On Tuesday, the Bank of Japan left the interest rate, target inflation and core inflation forecast unchanged. In other words, they still amount to -0.1%, 2% and 1.8%. However, since this decision was widely expected, the Yen did not gain much value against Dollar. In fact, it stuck at the weekly S1 at 113.13.
However, this correction is likely to last only until release of the American data. Depending on the actual figures the pair might either surge to the combined resistance set up by the 200-, 100- and 55-hour SMAs near 113.60 or slip further to the weekly S2 located at the 112.58 level. From daily perspective, the pair is expected to start gradually moving in the southern direction, as previous two days marked a long awaited breakout from the rising wedge formation.
As it was expected, a release of positive consumer sentiment data elevated the pair to the 113.70 mark, which represented an approximate location of different moving averages.
During this trading session the exchange rate most probably is going to climb even higher amid the US labour data release and the subsequent Fed meeting. If that is the case, the pair is likely to break through resistance located between the 114.25 and 114.35 marks and try to reach the July 2017 maximum at 114.50.
Generally, this advance is expected to have limited effect, as two days ago the pair made breakout from a long-term rising wedge formation. From this perspective, the Yen is expected to start slowly recovering against the Dollar in the nearest future.
As the FOMC Meeting did not bring any unexpected news, the surge of the rate was limited. In other words, the pair once was stopped by resistance barrier at the 114.24 level. The fully-fledged rebound did not happen as well, as the 55-, 100- and 200-hour SMAs together with the weekly PP formed a strong support level. As a result, the pair found itself in a limbo between the 114.24 and 113.74 marks.
Until the new Fed Chair announcement, the pair is expected to continue to move horizontally. If President Trump chooses Professor Taylor, bulls might try to elevate the rate not only to the weekly R1 at 114.34 but also to the July 2017 maximum at 144.50. If President Trump nominates Governor Powell, bears are likely to drag it down towards the monthly PP at 113.25.

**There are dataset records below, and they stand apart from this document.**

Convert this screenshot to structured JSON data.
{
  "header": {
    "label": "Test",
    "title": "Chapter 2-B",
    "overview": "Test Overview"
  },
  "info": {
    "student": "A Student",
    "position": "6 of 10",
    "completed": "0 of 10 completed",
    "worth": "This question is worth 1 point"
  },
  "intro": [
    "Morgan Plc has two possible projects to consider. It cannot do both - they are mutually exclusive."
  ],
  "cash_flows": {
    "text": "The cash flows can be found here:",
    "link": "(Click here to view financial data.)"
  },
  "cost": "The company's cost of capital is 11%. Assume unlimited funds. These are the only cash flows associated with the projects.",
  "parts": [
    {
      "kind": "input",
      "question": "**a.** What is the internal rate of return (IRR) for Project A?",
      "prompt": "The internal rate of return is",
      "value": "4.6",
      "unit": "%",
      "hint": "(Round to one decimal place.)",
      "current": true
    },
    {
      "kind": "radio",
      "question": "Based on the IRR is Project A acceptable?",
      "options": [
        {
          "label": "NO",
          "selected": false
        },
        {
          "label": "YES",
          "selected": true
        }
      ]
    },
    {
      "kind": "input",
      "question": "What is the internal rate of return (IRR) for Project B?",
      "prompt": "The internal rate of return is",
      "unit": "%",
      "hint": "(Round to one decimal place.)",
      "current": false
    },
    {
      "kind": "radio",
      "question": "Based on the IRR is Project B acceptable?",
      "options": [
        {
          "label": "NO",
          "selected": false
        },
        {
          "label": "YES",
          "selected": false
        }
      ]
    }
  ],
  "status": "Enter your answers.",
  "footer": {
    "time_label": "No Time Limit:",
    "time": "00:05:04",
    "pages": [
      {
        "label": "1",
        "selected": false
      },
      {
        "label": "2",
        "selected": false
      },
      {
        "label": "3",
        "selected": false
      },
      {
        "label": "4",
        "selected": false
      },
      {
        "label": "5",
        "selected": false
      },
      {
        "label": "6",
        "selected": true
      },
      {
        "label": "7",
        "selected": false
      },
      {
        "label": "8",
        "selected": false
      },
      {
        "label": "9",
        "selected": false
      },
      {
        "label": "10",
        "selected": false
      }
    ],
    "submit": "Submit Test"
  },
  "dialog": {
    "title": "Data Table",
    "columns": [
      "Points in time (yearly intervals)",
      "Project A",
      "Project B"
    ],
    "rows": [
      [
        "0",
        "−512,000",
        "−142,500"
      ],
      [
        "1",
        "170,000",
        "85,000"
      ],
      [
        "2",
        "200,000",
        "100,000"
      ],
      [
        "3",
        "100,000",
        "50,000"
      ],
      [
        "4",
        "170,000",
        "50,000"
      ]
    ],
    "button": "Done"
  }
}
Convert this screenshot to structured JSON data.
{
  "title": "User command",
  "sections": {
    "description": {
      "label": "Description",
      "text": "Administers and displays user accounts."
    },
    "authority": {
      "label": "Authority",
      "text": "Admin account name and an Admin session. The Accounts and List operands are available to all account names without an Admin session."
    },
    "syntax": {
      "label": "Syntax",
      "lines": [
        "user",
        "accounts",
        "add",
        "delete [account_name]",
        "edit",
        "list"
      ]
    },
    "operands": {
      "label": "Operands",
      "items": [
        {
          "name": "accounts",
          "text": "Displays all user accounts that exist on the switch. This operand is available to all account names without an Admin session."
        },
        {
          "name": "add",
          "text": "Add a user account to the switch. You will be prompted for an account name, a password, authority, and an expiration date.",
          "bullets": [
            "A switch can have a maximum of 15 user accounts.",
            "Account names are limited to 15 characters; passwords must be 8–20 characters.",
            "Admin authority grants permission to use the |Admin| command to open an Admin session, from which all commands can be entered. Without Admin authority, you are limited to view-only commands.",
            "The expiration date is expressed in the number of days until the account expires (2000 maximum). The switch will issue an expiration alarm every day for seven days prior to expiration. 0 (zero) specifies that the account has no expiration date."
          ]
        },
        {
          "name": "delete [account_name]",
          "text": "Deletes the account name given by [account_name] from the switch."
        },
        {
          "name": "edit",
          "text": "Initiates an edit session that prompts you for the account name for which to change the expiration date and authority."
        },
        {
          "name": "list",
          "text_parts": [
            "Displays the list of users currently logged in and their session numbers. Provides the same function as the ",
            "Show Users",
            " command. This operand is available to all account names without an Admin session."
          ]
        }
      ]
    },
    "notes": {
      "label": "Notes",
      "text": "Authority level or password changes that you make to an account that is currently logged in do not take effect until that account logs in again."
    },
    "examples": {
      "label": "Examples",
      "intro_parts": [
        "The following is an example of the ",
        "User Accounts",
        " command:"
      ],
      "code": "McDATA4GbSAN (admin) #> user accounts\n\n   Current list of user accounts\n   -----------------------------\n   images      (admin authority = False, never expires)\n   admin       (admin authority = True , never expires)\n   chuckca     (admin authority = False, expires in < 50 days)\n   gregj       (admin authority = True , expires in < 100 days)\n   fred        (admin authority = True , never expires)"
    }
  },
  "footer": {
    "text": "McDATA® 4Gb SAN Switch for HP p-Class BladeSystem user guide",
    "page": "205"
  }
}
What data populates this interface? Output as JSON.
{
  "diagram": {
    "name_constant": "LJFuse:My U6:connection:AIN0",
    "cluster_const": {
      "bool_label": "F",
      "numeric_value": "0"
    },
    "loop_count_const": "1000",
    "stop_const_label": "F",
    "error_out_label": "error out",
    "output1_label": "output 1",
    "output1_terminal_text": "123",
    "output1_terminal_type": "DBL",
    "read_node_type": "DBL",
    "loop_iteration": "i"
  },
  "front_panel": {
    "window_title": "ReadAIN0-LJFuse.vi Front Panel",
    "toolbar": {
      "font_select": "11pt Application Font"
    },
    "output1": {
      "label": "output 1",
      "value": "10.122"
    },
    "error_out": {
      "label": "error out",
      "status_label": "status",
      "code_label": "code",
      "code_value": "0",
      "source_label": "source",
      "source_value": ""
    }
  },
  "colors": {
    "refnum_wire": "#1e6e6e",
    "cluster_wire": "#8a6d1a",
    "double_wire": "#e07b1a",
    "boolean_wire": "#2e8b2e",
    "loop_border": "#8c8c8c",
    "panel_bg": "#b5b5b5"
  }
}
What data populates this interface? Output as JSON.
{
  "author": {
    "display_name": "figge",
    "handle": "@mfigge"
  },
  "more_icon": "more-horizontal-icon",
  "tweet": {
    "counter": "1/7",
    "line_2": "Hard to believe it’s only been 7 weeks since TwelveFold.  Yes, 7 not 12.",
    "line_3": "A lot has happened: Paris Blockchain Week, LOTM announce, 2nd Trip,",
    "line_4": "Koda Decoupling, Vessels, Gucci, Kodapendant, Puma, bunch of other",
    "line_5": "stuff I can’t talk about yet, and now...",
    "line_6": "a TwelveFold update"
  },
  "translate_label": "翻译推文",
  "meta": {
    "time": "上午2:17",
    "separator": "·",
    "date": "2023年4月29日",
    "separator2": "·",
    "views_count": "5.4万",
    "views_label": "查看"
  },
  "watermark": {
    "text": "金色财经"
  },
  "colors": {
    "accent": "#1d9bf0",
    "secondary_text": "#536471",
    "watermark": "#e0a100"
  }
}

Contrary to expectations, none of the yesterday’s events, including disclosure of some insights about the new tax reform, created an impulse strong enough to force the pair to make a breakout from the rectangle pattern.
Moreover, expectations of the upcoming release of information about the state of the American labour market led to formation of a minor symmetrical triangle pattern.
A sharp plunge looks unlikely, as the southern side is reliably protected by a combination of the 100- and 200-hour SMAs together with the weekly PP at 113.79. On the other hand, a resistance area between the 114.25 and 114.35 levels managed to neutralize surge of the rate more than once in the past.
Nevertheless, if the employment change appears to be really positive, traders with bullish outlook are likely to use this occasion to try to elevate the pair to the July 2017 maximum at 114.50.